Put Me in Coach: Mandatory bundled payments will force many provider organizations off of the value-based care sidelines and into the game in 2016. Some will win, most will struggle and many will fail—forcing providers to put into place a true value-based care strategy built upon network scale and scope and the clinical and IT infrastructure to successfully manage value-based programs.
Penny Wise, Population Health Foolish: Health system–employed primary care medical groups become the norm—and will continue to drain health system resources—whereas achieving real value under population health models remains elusive for many as health systems struggle to manage chronic patient populations and transitions into (and from) post-acute environments. Network development across the continuum as well as specialist integration will be seen as equally critical, if not more so, as primary care.
Get with the In-Crowd: Successful health systems with regional strength will turn the tables on payers and set the terms for narrow networks and direct-to-employer contracts to secure and grow share, manage appropriate utilization, and take more risk—and share—of the premium dollar.

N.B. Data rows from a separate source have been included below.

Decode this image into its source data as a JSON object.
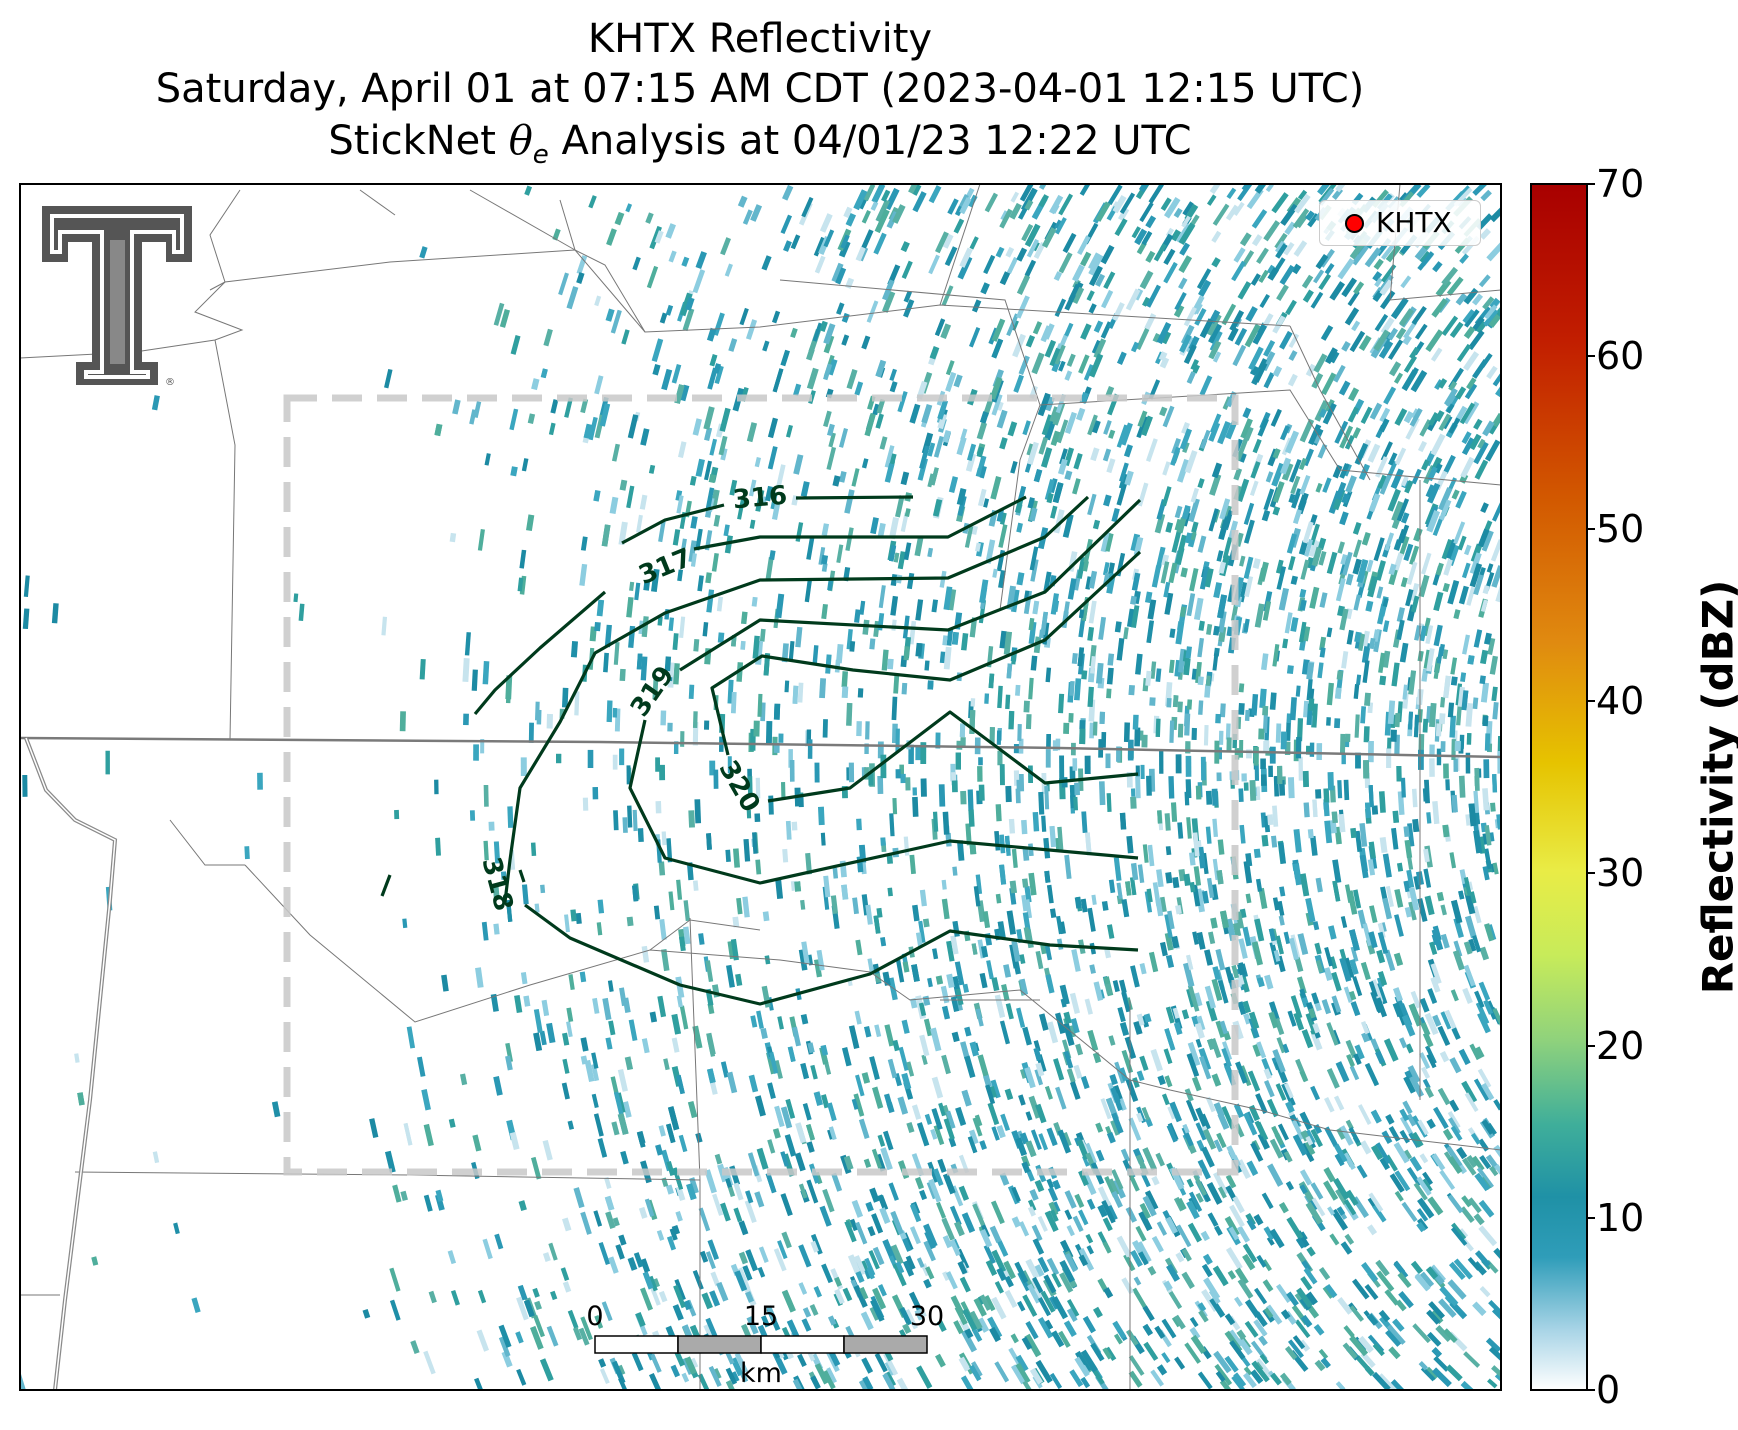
{
  "title": {
    "line1": "KHTX Reflectivity",
    "line2": "Saturday, April 01 at 07:15 AM CDT (2023-04-01 12:15 UTC)",
    "line3_prefix": "StickNet ",
    "line3_theta": "θ",
    "line3_sub": "e",
    "line3_suffix": " Analysis at 04/01/23 12:22 UTC"
  },
  "legend": {
    "station_label": "KHTX",
    "marker_color": "#ff0000"
  },
  "colorbar": {
    "label": "Reflectivity (dBZ)",
    "ticks": [
      "0",
      "10",
      "20",
      "30",
      "40",
      "50",
      "60",
      "70"
    ],
    "min": 0,
    "max": 70
  },
  "scale_bar": {
    "ticks": [
      "0",
      "15",
      "30"
    ],
    "unit": "km"
  },
  "contours": {
    "color": "#003a1c",
    "labels": [
      "316",
      "317",
      "318",
      "319",
      "320"
    ]
  },
  "logo": {
    "name": "Texas Tech Double T",
    "mark": "®"
  }
}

There’s an App for That: In population centers, health systems that embrace retail, digital and telemedicine platforms will realize big gains in brand value and set the stage for essentiality to shift from physical assets to service and results.
I’ll Sit This Dance Out: Population health is not for everyone or for every organization. The road to value-based care does not require everyone to do the “Hustle” when a simple “Waltz” will do. Listen to the music that is relevant in your market, and pick your dance partners wisely.
Back to the Future: Provider merger and acquisition activity will continue to be strong in 2016 as providers continue to partner in an effort to achieve scale, especially in response to the market transition to value-based care. Federal and payer challenges to hospital asset and even virtual mergers will force many health systems to revisit vertical (payer and medical group) integration as an alternative foundation of their strategy.
Child’s Play: Downward financial pressure means community hospitals will face the closure of their NICUs and smaller pediatric programs, and children’s hospitals will step in to either manage these units or create new capacity on their own campuses. Simultaneously, integrated health systems holding on to their pediatric platforms will look to freestanding children’s and academic medical centers for subspecialty support. Partnerships across key pediatric programs—and across state lines—will broaden research populations, and further advances in pediatric research will require a push for even greater collaboration in the future.
May–December Romance: Hospitals will develop lasting, meaningful relationships with post-acute care providers, though the match-making will require kissing many frogs along the way.
Do the Math: Health systems, newly rich with access to clinical data through investments in EHRs and HIEs, will increasingly invest in data aggregation and predictive analytics—and be soundly disappointed with their efforts. Unleashing the power of big data is not core to most organizations, will be hugely expensive and will require years of effort. It is one thing to do the math, and entirely another to act upon the results.